Yeah, January has been a bit of a slog. Am I trying to survive the cancer or the treatment? I sometimes feel that when cancer patients are urged to “be strong,” the real fight is against all the crap the doctors throw at you. There is no concern for the long term effects of their treatment, since to them death is already a forgone conclusion. And there doesn’t seem to be much interest in identifying the source of the disease, so long as the symptoms are contained. I won’t lie, I was a bit angry for a spell. I had made some big plans for western travel for the month of February. Mango groves in Hawaii, big mountain skiing in Alaska, swimming in Southern California and of course my second home of Colorado, all out the window so I can instead hobble around in the northeastern snow with a friggin cane.
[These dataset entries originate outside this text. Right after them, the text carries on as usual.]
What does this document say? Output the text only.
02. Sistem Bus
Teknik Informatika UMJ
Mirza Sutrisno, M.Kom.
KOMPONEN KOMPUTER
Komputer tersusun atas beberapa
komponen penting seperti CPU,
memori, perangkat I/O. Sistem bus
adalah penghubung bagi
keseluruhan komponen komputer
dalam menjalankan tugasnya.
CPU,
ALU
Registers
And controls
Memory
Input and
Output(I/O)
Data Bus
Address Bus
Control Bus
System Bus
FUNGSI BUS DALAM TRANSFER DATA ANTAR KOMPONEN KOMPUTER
I started to get caught up in what I “should” be doing, rather than dealing with the reality at hand. I should be swimming in turquoise water. I should be chest deep in champagne powder. I should be drinking over-the-top bottles of Brunello with my crew in Telluride. I should be road tripping! Have you seen the price of gasoline?
But of course, the land of Should Be is a dangerous place to live. Desire leads to entitlement, which in turns leads to the constant gripe that things are unfair. And indeed, life seems unfair when held to the list of demands we deem so reasonable. Now with a clearer mind, I remember that I’m not driving this train. I have no hands on the wheel, and the only control I have in the matter is how I react to what falls upon me. That is what defines our character. None of us “deserve” anything, good or bad. Life tends to serve up exactly what we need, whether we recognize it or not. Hell, maybe these blood clots are somehow a boon. Maybe this is the universe’s way of telling me to sit down, stop wandering and write a damn book. It’s not bad advice.
So that’s about all I have to say about that. Sorry for falling off the radar. January has been, y’know, long. I plan on taking some down time for the Erbitux and blood thinners to do their thing. I’ll be keeping a low public profile, partly because walking is a painful chore, partly because currently my face scares children. All part of the grand adventure.
Hope you’re all warm, well fed and properly unshoveled wherever you are. Be well, my friends. Take care of those around you, even in the midst of your own struggles. Define your character. We’re all going through something, and no one gets through it alone.
I love you all. Live big. Go Patriots.